6. Naive Bayes Algorithm
It is a supervised machine learning algorithm based on Bayes’ Theorem and assumes that the features are independent. It computes the probability of each class keeping in mind some prior information, and then the class with the highest probability is selected. It is mainly used for classification problems.
Analogy: We are all aware of spam emails, right? So basically, the filter looks out for some common words like “free”, “discount,” “limited time,” or “click here,” without considering the context in which these words appear. Although this may classify some cases incorrectly, it saves a huge amount of time when it comes to processing tons of emails. It considers these spam words as independent features to determine the likelihood of an email being spam or not.
7. K-Nearest Neighbors (KNN) Algorithm
KNN is a supervised learning algorithm that assumes similar data points will be closer to each other in feature space (just like close friends sitting together in class). It makes prediction about the label of an unknown data point using its K nearest known neighbors, where it is a hyperparameter and represents the number of voting neighbours.

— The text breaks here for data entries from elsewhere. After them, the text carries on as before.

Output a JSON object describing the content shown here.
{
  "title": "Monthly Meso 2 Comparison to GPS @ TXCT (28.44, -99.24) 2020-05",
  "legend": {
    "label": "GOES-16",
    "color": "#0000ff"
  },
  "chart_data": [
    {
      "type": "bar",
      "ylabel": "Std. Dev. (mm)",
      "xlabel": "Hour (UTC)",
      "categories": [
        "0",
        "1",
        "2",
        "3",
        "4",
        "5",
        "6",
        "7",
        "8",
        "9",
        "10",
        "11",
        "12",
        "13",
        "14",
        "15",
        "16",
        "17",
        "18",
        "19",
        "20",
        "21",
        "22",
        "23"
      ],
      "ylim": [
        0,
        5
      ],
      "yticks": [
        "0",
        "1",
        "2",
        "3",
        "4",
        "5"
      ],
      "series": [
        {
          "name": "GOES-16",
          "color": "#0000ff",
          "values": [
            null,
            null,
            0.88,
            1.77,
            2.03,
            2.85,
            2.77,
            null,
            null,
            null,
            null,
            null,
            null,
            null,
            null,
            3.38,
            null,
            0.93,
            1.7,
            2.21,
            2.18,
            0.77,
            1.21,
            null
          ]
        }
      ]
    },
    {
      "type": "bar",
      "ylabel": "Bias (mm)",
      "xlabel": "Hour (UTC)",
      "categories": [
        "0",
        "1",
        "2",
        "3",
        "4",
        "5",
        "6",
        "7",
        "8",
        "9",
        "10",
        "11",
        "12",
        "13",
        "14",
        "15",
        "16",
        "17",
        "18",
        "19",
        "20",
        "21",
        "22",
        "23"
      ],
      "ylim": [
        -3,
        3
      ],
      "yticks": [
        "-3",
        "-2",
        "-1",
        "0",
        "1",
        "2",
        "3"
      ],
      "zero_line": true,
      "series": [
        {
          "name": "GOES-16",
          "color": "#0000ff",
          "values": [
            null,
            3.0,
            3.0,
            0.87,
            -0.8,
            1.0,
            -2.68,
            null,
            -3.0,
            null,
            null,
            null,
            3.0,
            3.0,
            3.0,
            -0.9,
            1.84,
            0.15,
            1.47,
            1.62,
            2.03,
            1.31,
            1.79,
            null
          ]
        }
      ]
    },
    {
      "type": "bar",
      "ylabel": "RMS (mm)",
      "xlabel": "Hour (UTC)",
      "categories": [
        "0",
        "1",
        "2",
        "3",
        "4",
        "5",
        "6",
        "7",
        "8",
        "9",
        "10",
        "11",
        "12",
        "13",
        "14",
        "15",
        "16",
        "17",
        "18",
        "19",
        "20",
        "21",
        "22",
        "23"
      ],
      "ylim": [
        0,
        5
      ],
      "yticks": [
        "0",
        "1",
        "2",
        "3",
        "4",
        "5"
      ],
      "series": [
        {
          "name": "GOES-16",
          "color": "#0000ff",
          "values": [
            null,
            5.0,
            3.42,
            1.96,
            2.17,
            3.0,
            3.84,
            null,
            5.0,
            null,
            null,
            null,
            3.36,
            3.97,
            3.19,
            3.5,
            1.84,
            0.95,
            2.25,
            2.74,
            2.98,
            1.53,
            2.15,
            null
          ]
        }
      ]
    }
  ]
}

Analogy: Let’s say you want to try some new restaurants and have a couple of options. So you ask your friends (neighbors in KNN) for recommendations. Each of them recommends their favorite place that they have visited, and the place that gets the majority vote is then what you finalize to visit.
8. K-means
K-means is an unsupervised learning algorithm that assigns data points to unique clusters based on their position. It starts by randomly initializing the centroids and calculating the distance of each point to these centroids. Each point is then assigned to the cluster of the nearest centroid. The new data points within each cluster are averaged to find new centroids. This process repeats until the centroids no longer change, meaning that the data points have been perfectly classified into clusters.

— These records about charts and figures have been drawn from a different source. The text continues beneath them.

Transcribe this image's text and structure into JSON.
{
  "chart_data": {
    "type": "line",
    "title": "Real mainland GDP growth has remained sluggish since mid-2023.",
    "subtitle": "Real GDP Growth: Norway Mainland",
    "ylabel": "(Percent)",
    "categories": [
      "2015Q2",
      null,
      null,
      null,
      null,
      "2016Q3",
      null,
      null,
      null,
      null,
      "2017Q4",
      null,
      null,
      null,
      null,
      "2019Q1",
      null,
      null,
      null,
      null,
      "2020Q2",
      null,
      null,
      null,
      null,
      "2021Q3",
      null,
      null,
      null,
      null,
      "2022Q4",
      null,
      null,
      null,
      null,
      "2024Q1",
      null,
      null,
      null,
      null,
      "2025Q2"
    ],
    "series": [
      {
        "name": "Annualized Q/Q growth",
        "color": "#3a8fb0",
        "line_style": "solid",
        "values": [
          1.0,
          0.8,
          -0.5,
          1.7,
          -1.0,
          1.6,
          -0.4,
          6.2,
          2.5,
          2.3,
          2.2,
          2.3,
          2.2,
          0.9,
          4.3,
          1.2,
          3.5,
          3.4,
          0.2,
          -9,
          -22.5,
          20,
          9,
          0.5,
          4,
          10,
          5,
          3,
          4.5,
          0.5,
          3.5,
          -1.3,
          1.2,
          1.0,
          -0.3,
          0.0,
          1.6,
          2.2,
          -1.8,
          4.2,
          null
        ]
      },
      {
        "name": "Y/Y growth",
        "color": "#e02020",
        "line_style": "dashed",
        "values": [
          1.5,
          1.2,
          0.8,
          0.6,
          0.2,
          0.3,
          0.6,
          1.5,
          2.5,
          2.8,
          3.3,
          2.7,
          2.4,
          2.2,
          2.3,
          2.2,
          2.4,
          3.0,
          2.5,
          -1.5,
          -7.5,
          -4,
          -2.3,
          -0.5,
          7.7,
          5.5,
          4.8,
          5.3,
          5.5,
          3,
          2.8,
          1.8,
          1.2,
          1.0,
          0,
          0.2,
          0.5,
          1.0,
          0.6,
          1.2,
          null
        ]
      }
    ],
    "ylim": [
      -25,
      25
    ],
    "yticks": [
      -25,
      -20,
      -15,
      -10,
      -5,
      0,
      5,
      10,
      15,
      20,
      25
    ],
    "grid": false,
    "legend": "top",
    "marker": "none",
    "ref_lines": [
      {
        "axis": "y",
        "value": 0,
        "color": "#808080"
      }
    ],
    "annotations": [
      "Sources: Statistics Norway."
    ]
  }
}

Analogy: Consider that you are part of a reading community and they have to create 3 groups of, let’s say, 18 students. Initially, they will assign them randomly into 3 groups of 6 people. Then in the 2nd iteration, they reassign based on their interests gathered from a form. Then after their interaction, they make changes unless the final groups are created with people that have aligned interests.
9. Principal Component Analysis
PCA is an unsupervised learning algorithm. It is a dimensionality reduction technique that identifies the principal (important) components of the data and maps it to a lower-dimensional space making it easier to analyze.

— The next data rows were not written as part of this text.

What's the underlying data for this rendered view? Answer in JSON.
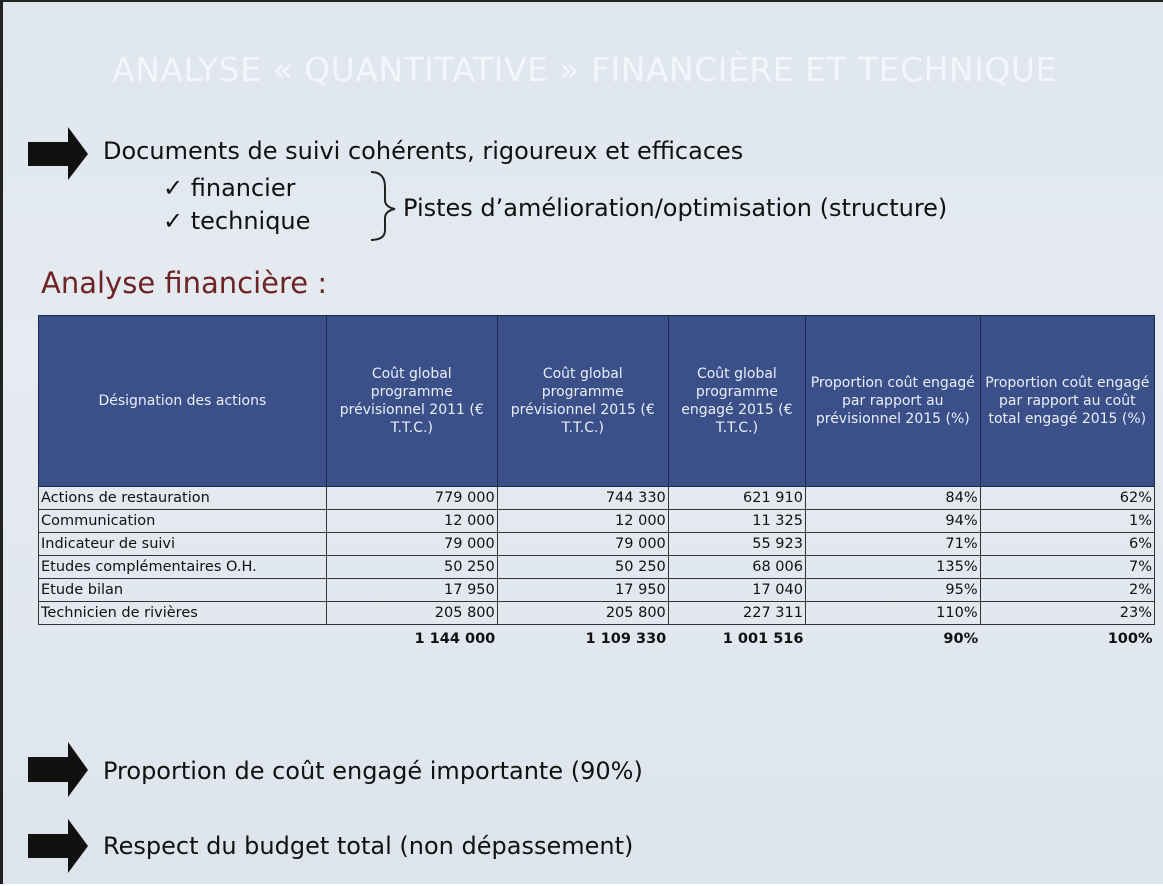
{
  "header": {
    "title": "ANALYSE « QUANTITATIVE » FINANCIÈRE ET TECHNIQUE"
  },
  "intro": {
    "heading": "Documents de suivi cohérents, rigoureux et efficaces",
    "items": [
      "✓ financier",
      "✓ technique"
    ],
    "note": "Pistes d’amélioration/optimisation (structure)"
  },
  "section": {
    "title": "Analyse financière :"
  },
  "table": {
    "columns": [
      "Désignation des actions",
      "Coût global programme prévisionnel 2011 (€ T.T.C.)",
      "Coût global programme prévisionnel 2015 (€ T.T.C.)",
      "Coût global programme engagé 2015 (€ T.T.C.)",
      "Proportion coût engagé par rapport au prévisionnel 2015 (%)",
      "Proportion coût engagé par rapport au coût total engagé 2015 (%)"
    ],
    "rows": [
      [
        "Actions de restauration",
        "779 000",
        "744 330",
        "621 910",
        "84%",
        "62%"
      ],
      [
        "Communication",
        "12 000",
        "12 000",
        "11 325",
        "94%",
        "1%"
      ],
      [
        "Indicateur de suivi",
        "79 000",
        "79 000",
        "55 923",
        "71%",
        "6%"
      ],
      [
        "Etudes complémentaires O.H.",
        "50 250",
        "50 250",
        "68 006",
        "135%",
        "7%"
      ],
      [
        "Etude bilan",
        "17 950",
        "17 950",
        "17 040",
        "95%",
        "2%"
      ],
      [
        "Technicien de rivières",
        "205 800",
        "205 800",
        "227 311",
        "110%",
        "23%"
      ]
    ],
    "total": [
      "1 144 000",
      "1 109 330",
      "1 001 516",
      "90%",
      "100%"
    ]
  },
  "conclusions": [
    "Proportion de coût engagé importante (90%)",
    "Respect du budget total (non dépassement)"
  ]
}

Analogy: Most of us have traveled somewhere and I know it’s a headache to pack things. Let’s say we just have one suitcase, so what do we do? We start by first filling it in with important items and then try to find a way to compress the less important ones or remove them from our bag. That’s exactly how PCA works, identifying important features and condensing or removing the less relevant ones.
10. Gradient Boosting
It is an ensemble learning algorithm that combines multiple weak models to create a strong model. It works iteratively where each model tries to improve the errors made by the previous model, increasing the overall performance.
Analogy: Has it ever happened that you were initially struggling with a subject but gradually improved? What’s the general approach typically followed in that situation? You take a test, receive the grades, and then work on your shortcomings or the topics where you lack understanding. This process gradually improves your overall performance in that subject.
This brings me to the end of my article. I really enjoy explaining these concepts using analogies, and I hope you find them as helpful as I do. Let me know in the comments if you enjoyed this approach or if you have suggestions for other topics!